Too often, military service is acknowledged in May and November, then forgotten the rest of the year. Veterans at the luncheon echoed what many have been saying: they have been overlooked by the nation they served and, more importantly, by the city they call home.

It’s a failure the mayor-elect has the power to correct – if he chooses to.

When New York City’s Department of Veterans’ Services (DVS) was established as a standalone agency more than nine years ago, its mission was clear: to provide veterans and their families with the support and access to resources that had long been missing.

Unfortunately, for many, DVS has become a source of frustration and disappointment. With fewer than 40 full-time staff and less than 1% of the city’s budget, capacity is undeniably constrained. But limited resources alone don’t explain the erosion of trust between the agency and the community it’s meant to serve.

Veterans earned better. Here’s what many in the community see:

Leadership. Five years under the current agency leadership have produced inefficient programs, delayed responses and no clear strategic vision or performance metrics. Elected officials may like the commissioner, but few have clear visibility into measurable results.

Failing infrastructure. Veterans have been asked for patience while the agency invested in platforms that have struggled to deliver; while initiatives are launched without adequate consultation, communication, testing or even staff training, leaving nonprofit partners to manage the consequences.
Lack of clear data. Required city reports are late, incomplete or inconsistent. Additionally, data on wait times, service outcomes and unmet needs are either missing or unreliable.

Staff under strain.

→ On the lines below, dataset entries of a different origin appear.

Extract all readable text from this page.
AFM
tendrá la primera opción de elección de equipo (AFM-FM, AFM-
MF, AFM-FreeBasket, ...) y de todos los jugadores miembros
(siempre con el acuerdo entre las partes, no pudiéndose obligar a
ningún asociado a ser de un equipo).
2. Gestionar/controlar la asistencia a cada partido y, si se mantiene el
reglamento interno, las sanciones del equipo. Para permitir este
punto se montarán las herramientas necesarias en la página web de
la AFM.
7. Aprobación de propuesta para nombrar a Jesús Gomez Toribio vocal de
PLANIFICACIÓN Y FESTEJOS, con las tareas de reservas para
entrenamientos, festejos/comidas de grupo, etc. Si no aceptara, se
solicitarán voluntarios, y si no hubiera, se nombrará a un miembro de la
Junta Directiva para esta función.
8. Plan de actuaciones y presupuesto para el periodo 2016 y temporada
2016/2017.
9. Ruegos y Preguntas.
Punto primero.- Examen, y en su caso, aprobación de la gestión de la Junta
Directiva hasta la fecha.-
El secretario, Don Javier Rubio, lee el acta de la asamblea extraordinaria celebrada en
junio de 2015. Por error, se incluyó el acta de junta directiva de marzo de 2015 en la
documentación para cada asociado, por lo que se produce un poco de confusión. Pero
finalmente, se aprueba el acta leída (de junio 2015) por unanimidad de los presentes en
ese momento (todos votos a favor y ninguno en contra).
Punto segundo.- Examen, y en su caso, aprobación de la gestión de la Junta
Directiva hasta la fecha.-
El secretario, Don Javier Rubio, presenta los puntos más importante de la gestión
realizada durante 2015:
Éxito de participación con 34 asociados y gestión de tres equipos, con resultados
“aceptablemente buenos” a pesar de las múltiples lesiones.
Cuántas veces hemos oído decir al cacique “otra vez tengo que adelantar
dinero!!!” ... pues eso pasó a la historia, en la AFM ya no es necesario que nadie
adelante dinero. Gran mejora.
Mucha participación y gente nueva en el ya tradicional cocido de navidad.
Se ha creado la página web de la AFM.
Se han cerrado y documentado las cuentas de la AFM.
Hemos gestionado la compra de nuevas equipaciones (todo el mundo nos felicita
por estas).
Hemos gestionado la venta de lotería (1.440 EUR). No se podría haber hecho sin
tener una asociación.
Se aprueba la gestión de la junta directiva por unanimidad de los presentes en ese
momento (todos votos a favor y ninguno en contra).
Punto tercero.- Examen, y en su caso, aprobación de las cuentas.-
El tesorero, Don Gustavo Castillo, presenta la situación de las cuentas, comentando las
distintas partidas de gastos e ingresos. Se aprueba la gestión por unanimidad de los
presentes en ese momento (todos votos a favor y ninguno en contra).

Agency employees are overstretched, often juggling multiple roles or being reassigned with little support. The result is low morale, high turnover and instability that directly affects veterans seeking help. 

The City Council’s April report card on DVS said it plainly: “When Veterans, advocates, and non-profit partners were surveyed about different aspects of DVS… the overall response was negative.”

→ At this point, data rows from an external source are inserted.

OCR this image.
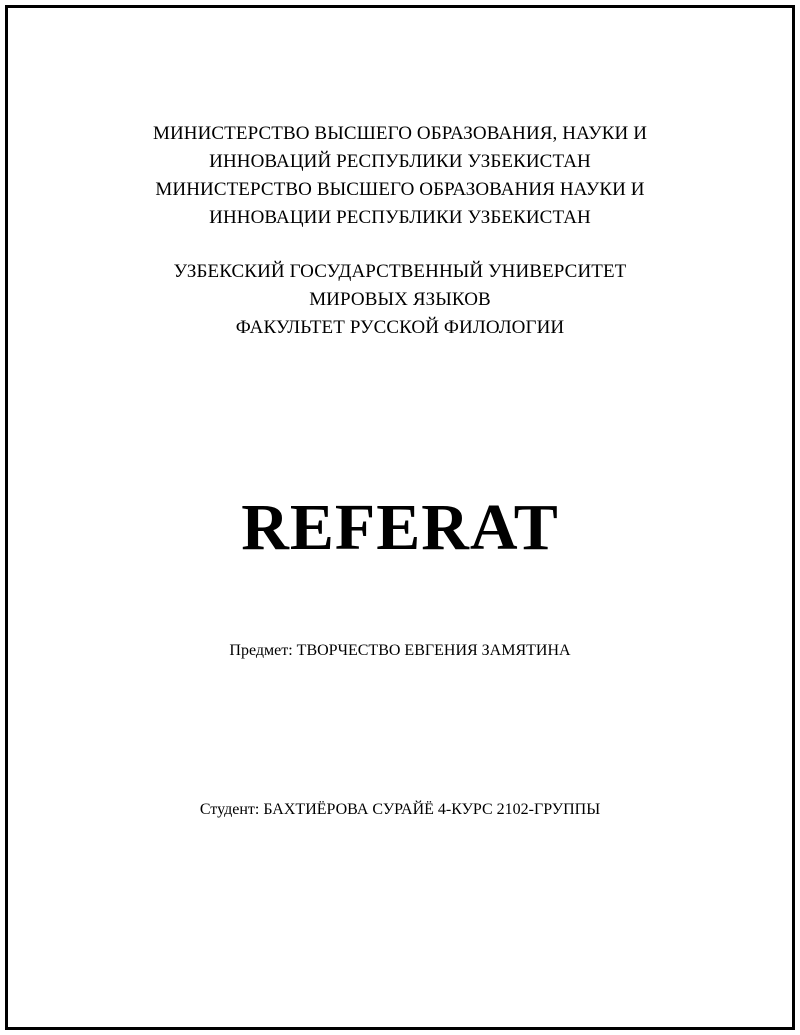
МИНИСТЕРСТВО ВЫСШЕГО ОБРАЗОВАНИЯ, НАУКИ И
ИННОВАЦИЙ РЕСПУБЛИКИ УЗБЕКИСТАН
МИНИСТЕРСТВО ВЫСШЕГО ОБРАЗОВАНИЯ НАУКИ И
ИННОВАЦИИ РЕСПУБЛИКИ УЗБЕКИСТАН
УЗБЕКСКИЙ ГОСУДАРСТВЕННЫЙ УНИВЕРСИТЕТ
МИРОВЫХ ЯЗЫКОВ
ФАКУЛЬТЕТ РУССКОЙ ФИЛОЛОГИИ
REFERAT
Предмет: ТВОРЧЕСТВО ЕВГЕНИЯ ЗАМЯТИНА
Студент: БАХТИЁРОВА СУРАЙЁ 4-КУРС 2102-ГРУППЫ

Mayor-elect Mamdani’s visit to the Bronx mattered, but symbolism alone will not improve lives. Veterans need leadership and structural reform. To that end, the incoming administration can act immediately to:

• Appoint a new commissioner. DVS needs a people- and results-driven leader who can reset expectations, rebuild internal culture, restore external credibility, and deliver measurable progress

• Integrate veterans into the affordability agenda. Housing, transportation and food security are veteran issues too. Veterans should be prioritized for housing, and interagency coordination must improve so disabled and older veterans can access programs like SNAP and rental assistance without unnecessary barriers.

• Provide accurate data. A commitment to “delivering for the people” requires clear information about who is being served, how long they are waiting, where bottlenecks exist, and what outcomes are being achieved.

• Fix systems before building new ones. Technology is not a box to check, and veterans should not be treated as beta testers. If platforms, such as VetConnect are failing, the administration must understand why, rebuild thoughtfully, pilot responsibly and scale when the systems work.

• Support staff. Front-line employees understand the challenges, but they need stable roles, proper training and leadership that values and acts on their expertise. Clear communication should be standard, not optional.

Every mayoral administration professes support for veterans, but too often the words rarely match reality. The absence of any veterans on the mayor-elect’s social services or community organizing transition committees underscores this persistent and disappointing pattern.

Real change requires leadership, accountability and the resolve to fix what’s not working. Mayor-elect Mamdani has an opportunity to modernize DVS into an effective, transparent, people-centered agency.

New York City’s veterans and their families deserve nothing less.

Joe Bello served in the U.S. Navy/Naval Reserve and has been a veteran’s advocate and organizer in New York City for over two decades. He is the founder of NYMetroVets and the former Citywide Veterans Director at the City Council.